Crítica de “El mal no existe”: perdidos en un bosque, en invierno ★★★★★

Crítica de “El mal no existe”: perdidos en un bosque, en invierno ★★★★★

Un largo travelling en contrapicado sobre los árboles de un bosque invernal, recortados sobre el cielo como esqueléticas catedrales chamuscadas por un fuego invisible, inaugura, bajo los profundos acordes de la melancólica partitura de Eiko Ibashashi, la excepcional “El mal no existe”. No piensen en la típica secuencia de créditos, porque el plano, de casi cuatro minutos de duración, es propio de una apertura sinfónica: es aquí donde se fragua la atmósfera ominosa del filme, que nos avanza que lo que sigue tendrá la dimensión cósmica, inabarcable, de un interrogante dibujado sobre la hierba.

Si la música termina de forma abrupta, como lo hace habitualmente a lo largo del filme, es para que no nos acostumbremos a la textura dramática que genera, para que cualquier previsión sobre su discurso afectivo se encuentre con su némesis.
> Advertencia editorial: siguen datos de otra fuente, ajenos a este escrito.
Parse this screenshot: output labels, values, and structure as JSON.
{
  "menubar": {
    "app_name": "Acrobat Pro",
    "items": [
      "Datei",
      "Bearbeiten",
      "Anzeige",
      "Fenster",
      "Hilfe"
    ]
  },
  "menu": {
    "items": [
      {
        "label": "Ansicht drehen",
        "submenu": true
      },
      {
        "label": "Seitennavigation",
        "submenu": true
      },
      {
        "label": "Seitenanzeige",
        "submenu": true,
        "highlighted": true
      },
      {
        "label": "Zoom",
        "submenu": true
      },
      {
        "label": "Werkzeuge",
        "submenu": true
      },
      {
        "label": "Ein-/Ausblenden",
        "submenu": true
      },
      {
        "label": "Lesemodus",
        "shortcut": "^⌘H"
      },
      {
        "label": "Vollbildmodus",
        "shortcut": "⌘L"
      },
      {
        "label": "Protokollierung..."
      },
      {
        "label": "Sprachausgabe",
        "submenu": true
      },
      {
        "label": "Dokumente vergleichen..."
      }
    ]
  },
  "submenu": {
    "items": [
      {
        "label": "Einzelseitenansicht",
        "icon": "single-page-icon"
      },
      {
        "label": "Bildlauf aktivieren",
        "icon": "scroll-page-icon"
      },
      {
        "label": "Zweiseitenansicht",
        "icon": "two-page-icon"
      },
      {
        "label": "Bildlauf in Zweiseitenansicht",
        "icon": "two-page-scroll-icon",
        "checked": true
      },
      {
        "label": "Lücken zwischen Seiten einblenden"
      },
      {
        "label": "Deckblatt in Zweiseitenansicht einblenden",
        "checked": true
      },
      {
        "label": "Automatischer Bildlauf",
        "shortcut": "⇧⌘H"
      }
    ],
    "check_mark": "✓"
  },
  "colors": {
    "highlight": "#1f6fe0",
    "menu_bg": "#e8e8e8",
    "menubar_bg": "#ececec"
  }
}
Por ello los primeros minutos de la película son más bien plácidos, o tanto como lo puede ser una naturaleza que parece en sintonía con quien la habita, que no es otro que el taciturno Takumi, que corta leña o recoge agua de un torrente cercano tan comprometido con sus tareas diarias que a menudo se olvida de recoger a su hija de la escuela.

Este ambiente silencioso, reducido a la interacción cotidiana de lo humano con lo natural, sirve para que entendamos la tranquilidad en la que vive la comunidad de Mizubiki, espacio idílico que está suficientemente cerca de Tokio como para llamar la atención de empresas que quieren explotar su potencial turístico. Es precisamente una larga secuencia asamblearia, en la que el proyecto de presentación de “glamping” de una compañía de la capital se topa con las protestas y reivindicaciones de los locales, la primera de las grandes rupturas que propone una película que encuentra en lo disruptivo su particular idea de la armonía. Entonces Hamaguchi vuelve al cine de la palabra, el que ha frecuentado en sus películas más conocidas -desde “Happy Hour” hasta “Drive My Car”-, para provocar un desvío que, más tarde, se retorcerá con dolor sobre sí mismo.

Hamaguchi parece observar con simpatía a los dos portavoces de la empresa que ahora recogen el punto de vista del relato, aunque la película se deja atravesar, lentamente, por un clima de inquietud entre la bonhomía urbana pero sincera que estos demuestran ante la compacta solidaridad de la comunidad de Mizubiki. Esa inquietud invade las imágenes de “El mal no existe” en su tramo final como lo haría un repentino banco de niebla que apenas nos deja adivinar lo que pasa ante nuestros ojos. Hamaguchi, que es un maestro de las conclusiones -recuerden el “Tío Vania” sordomudo de “Drive My Car”-, cierra su historia con una ruptura que resignifica todo lo que hemos visto hasta el momento con una violencia extraña y enigmática.

Es un final que a este crítico le recordó los de dos cuentos cortos de Raymond Carver, “Catedral” y, especialmente, “Dile a las mujeres que nos vamos”, en los que la opacidad del sentido y la revelación de una cierta verdad sobre el mundo que se resiste a tomar forma, a tomar una única forma, parecen lo mismo. Así las cosas, lo que tenía aspecto de denuncia social o de puntilloso ecodrama, siempre reacio a sentar cátedra, se traduce en la pintura de un paisaje hipnótico y peligroso que nos pilla totalmente desprevenidos. Puede que, después de todo, el título sea irónico, o ni siquiera eso. Puede que lo único que importe es que nada, ni siquiera algo tan bello como un ciervo, nos salve de la zozobra de estar vivos.

Lo mejor:

Sus radicales cambios de tono, que fluyen orgánicos en un relato del todo imprevisible.

Lo peor:

Su final, tan desconcertante, puede resultar disuasorio para los espectadores que prefieren soluciones a interrogantes.